NEW YORK, Jan 22 (Reuters) - Independent broker-dealer Raymond James Financial Inc's recruiting drive has paid off, landing 71 net new advisers, as it sets the stage for a bounce in the second quarter, according to Raymond James Chief Executive Officer Paul Reilly.
"Recruiting remains robust ... so we should have a tailwind in that area," Reilly said on Thursday during the firm's quarterly earnings call.
He added that many of the teams being recruited have higher productivity than those Raymond James saw in the past, although it might take time before these assets paid off.
For example, over a six-week-stretch last quarter, three broker teams were recruited that had each produced $5 million in fees and revenues during their last year at previous firms.

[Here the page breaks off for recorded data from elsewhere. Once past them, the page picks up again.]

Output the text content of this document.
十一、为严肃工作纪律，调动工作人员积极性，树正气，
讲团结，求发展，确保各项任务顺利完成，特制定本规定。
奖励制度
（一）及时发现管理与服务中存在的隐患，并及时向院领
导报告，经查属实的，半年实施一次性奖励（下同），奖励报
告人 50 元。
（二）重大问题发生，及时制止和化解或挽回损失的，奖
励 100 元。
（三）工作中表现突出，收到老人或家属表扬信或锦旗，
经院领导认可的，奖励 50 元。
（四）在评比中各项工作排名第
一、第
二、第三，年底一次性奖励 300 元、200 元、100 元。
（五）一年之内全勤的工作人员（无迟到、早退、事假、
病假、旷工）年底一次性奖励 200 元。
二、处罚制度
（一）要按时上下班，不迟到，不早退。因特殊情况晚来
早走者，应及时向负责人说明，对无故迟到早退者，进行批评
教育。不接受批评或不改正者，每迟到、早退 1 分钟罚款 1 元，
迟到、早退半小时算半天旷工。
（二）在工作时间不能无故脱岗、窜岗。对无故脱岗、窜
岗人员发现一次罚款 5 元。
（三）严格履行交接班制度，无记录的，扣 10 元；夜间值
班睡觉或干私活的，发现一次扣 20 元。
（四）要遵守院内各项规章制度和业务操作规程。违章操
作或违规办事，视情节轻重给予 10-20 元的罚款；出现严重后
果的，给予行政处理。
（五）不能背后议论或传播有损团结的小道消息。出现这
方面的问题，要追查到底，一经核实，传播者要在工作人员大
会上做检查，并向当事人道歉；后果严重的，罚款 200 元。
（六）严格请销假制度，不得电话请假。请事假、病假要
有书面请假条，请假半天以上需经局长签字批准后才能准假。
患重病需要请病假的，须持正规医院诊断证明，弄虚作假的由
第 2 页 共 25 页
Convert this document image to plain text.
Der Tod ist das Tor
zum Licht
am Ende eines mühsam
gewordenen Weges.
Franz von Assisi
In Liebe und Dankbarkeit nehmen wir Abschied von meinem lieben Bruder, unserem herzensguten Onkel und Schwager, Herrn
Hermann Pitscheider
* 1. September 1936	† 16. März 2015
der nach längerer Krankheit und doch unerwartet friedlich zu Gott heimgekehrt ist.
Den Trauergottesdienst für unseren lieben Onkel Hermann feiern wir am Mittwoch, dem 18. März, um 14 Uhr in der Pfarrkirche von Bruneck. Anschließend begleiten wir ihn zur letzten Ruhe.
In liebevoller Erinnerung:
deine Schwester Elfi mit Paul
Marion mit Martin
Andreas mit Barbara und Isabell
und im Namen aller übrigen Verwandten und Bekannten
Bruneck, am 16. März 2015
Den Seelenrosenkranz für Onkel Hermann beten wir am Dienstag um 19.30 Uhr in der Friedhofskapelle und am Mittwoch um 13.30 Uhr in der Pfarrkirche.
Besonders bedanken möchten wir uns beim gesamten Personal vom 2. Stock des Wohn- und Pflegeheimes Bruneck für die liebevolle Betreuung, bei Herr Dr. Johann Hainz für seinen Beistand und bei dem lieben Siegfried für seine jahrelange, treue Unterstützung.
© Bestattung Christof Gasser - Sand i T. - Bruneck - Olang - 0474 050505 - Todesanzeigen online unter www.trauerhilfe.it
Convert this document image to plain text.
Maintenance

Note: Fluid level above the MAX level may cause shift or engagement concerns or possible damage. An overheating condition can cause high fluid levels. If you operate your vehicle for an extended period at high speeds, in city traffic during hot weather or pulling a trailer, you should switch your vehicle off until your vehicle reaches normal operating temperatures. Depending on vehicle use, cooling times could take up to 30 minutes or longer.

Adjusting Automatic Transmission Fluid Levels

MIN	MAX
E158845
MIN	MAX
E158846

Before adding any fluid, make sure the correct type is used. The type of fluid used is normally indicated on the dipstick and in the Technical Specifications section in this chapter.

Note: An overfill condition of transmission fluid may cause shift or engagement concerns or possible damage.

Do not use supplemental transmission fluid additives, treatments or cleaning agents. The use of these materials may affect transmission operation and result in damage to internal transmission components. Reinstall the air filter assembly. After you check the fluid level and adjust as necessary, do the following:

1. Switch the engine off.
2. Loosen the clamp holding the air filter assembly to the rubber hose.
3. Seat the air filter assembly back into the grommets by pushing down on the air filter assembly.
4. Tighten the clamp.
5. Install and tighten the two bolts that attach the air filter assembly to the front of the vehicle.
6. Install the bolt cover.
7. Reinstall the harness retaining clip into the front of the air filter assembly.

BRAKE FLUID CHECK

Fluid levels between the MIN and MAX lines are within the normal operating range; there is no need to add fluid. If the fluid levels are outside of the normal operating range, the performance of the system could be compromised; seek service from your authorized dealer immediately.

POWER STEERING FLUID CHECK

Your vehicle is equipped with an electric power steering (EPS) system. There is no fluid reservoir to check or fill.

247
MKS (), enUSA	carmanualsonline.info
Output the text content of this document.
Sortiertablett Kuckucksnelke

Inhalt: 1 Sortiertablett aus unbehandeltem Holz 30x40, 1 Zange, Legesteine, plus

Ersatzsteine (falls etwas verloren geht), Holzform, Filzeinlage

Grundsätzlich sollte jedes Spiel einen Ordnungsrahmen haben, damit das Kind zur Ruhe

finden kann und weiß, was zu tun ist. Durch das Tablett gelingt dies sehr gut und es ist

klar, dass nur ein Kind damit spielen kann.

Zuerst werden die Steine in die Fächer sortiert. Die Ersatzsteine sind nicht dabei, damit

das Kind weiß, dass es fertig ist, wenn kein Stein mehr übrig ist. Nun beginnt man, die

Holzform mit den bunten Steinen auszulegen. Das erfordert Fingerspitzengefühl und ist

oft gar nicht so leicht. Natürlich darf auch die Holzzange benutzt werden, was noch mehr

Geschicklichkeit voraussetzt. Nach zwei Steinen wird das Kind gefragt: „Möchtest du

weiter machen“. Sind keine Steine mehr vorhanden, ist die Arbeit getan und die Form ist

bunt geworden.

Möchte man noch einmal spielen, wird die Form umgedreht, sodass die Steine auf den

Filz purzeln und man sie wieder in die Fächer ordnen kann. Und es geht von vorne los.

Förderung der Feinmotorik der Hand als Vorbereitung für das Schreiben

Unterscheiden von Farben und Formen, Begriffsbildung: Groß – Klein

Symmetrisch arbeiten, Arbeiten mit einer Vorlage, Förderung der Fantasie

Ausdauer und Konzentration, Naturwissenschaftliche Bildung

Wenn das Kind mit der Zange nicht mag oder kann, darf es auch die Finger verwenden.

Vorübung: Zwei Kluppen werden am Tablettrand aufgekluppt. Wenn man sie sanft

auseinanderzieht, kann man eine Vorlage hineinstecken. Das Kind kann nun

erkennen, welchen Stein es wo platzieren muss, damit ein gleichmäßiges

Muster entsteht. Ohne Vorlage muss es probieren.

Reilly said that, when a broker joins Raymond James, he expects at least 70 percent of that broker's assets under management to come over within a year, with most of the remainder following shortly thereafter.
Independent broker-dealers offer advisers varying levels of ownership over their business.
On Wednesday, the St. Petersburg, Florida-based company reported net income of $126.3 million, or 87 cents per share, for the quarter ended Dec. 31. That was down from $136.4 million, or 94 cents per diluted share, for the fiscal fourth quarter ended Sept. 30.
Commissions and fees from the firm's Private Client Group, which includes the broker-dealer and independent advisor business, slipped nearly 3 percent from the previous quarter, despite a 4 percent rise in the assets of fee-based accounts.
The firm said the loss was caused by a one-time $10.5 million mutual fund commission adjustment, and that assets under management and fees would grow as new advisers came on.
Analysts were reassured by the recruiting numbers.
"(We) suspect the underlying trajectory of (Private Client Group) commissions and fees is much stronger than the reported level in the quarter," said JMP Securities senior research analyst Devin Ryan.